Mr. Joe DeMarkey just reminded the industry that we have absorbed change before and survived it. There is no evidence that we should look at financial assessment as the change that will destroy the industry.
Exactly what percentage of business do you predict will be lost due to financial assessment?
(The opinions expressed in this reply do not necessarily reflect those of RMS or its affiliates.)
Financial assessment is hardly the Terminator of the industry. What is killing so many is “the” purpose of the program. Few understand the purpose of the HECM program and almost no one was familiar with it before fiscal 2009.
What most industry people push are two concepts, aging in place and helping needs based seniors. What people like Dr. Barbara Stucki (whom I greatly respect for her ability and tenacity in improving counseling) could never quite understand is the fact that HECMs are non-recourse mortgages with special features and benefits for those over 62 that is designed to facilitate the management of cash flow throughout retirement. But all of that is financial, not an idealistic social program and as many have found out, not a program that is easily molded into a social program for seniors.
The Terminator showed that those who would not regard what Kyle Reese told them about the future and tried to deal with the Terminator on their own terms were generally harmed, if not killed. The HECM program has its own unique foundation and those who ignore it will be frustrated for years. Those who understand the foundation still may not like the changes or the expected results but at least they will understand what it is HUD is attempting to accomplish and most importantly why.

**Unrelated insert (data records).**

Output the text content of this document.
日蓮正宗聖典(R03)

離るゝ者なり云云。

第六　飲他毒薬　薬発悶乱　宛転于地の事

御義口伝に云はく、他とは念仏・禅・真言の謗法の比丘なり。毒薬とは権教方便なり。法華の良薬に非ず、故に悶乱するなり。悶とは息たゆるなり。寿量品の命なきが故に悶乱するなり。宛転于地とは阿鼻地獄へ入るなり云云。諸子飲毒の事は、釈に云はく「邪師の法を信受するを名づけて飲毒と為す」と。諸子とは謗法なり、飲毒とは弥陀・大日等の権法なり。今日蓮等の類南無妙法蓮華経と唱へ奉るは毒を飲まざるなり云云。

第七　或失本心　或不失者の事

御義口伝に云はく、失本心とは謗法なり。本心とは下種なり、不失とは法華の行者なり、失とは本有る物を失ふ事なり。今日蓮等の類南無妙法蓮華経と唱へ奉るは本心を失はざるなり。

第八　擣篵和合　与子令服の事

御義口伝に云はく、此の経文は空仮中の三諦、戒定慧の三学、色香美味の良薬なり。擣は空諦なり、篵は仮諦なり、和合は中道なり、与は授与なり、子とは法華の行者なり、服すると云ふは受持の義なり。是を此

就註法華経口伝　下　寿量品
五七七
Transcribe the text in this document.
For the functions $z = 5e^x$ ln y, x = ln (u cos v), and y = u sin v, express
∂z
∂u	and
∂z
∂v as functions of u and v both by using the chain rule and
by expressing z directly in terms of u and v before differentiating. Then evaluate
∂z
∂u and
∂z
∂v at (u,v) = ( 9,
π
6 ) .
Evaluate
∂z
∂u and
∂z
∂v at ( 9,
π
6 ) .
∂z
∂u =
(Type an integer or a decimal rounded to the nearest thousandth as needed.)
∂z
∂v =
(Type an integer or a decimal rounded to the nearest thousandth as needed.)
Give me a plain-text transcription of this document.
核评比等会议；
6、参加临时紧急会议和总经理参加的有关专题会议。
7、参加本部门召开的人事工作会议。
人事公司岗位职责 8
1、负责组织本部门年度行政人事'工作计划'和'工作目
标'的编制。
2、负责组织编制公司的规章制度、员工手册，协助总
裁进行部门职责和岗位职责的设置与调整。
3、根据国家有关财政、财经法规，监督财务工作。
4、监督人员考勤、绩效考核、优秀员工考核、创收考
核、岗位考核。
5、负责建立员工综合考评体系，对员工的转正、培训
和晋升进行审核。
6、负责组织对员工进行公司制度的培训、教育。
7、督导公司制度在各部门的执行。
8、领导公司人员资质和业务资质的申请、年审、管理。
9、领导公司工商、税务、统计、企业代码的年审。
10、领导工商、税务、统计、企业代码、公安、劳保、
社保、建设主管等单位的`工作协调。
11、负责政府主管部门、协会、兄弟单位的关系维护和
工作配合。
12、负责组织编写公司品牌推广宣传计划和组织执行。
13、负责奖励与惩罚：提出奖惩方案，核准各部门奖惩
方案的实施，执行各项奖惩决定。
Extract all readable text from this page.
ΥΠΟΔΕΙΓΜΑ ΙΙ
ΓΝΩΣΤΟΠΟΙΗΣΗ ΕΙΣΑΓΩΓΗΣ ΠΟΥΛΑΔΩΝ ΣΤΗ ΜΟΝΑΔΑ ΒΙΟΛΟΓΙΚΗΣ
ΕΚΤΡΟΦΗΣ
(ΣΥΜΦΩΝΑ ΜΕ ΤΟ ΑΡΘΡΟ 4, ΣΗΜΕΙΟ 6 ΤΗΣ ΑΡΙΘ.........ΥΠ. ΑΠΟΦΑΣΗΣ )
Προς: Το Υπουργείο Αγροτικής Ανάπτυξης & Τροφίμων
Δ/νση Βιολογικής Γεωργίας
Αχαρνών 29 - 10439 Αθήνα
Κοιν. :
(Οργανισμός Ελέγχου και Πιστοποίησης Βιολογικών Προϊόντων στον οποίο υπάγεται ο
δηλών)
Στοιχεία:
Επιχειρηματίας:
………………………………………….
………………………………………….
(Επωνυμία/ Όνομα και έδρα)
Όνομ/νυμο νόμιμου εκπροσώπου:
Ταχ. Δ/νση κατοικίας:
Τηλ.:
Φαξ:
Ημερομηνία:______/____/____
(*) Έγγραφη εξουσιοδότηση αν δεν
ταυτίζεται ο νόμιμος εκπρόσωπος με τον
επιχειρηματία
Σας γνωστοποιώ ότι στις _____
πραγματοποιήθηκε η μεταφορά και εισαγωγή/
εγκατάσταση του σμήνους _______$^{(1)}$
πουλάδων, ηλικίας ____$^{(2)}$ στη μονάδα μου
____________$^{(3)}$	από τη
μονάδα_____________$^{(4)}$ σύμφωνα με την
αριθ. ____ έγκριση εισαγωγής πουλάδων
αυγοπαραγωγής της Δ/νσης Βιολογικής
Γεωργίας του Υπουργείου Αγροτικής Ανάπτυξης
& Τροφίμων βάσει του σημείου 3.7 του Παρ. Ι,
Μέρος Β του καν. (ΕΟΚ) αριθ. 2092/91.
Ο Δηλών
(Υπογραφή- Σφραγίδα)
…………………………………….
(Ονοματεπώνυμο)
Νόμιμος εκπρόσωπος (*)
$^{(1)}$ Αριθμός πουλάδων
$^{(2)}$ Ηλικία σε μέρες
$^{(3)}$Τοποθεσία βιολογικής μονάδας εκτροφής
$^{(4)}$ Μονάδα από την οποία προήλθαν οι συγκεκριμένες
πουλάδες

But for all of those who are intent on staying in the industry for the long haul, the crucial need for the short-term is to master financial assessment now. Not only know the guide but also master it and as Shannon points out, lender worksheets.
Not long ago I heard this adage: “Amateurs practice until they get it right. Professionals practice until they cannot get it wrong.” We have a choice as to which we will be.
Things will definitely be more challenging for us but I don’t see it causing the demise of the HECM product. For those of us that are doing forward and reverse it won’t be as much of a challenge as for those who are only in the reverse space. I wonder if FA will spur some of the investors to develop a non-FHA private reverse mortgage product?
JD,
You have got be kiddin’. You “wonder if FA will spur some of the investors to develop a non-FHA private reverse mortgage product?”
Who can afford to compete with a product that losses $7.7 billion in one fiscal year (2014) alone? Then consider that US taxpayers annually pay for all operations and administrative costs of the HECM program through the fiscal year budget process. Then when even MIP is not enough to pay for estimated reimbursements due to HECM termination losses, the US Treasury backs the program. Who is it that you think can compete with FHA?
Understanding how profits at a private insurance company and at HUD are computed is critical to understanding why the HECM program in all practical respects a program that no insurance, banking, or mortgage company can successfully compete with.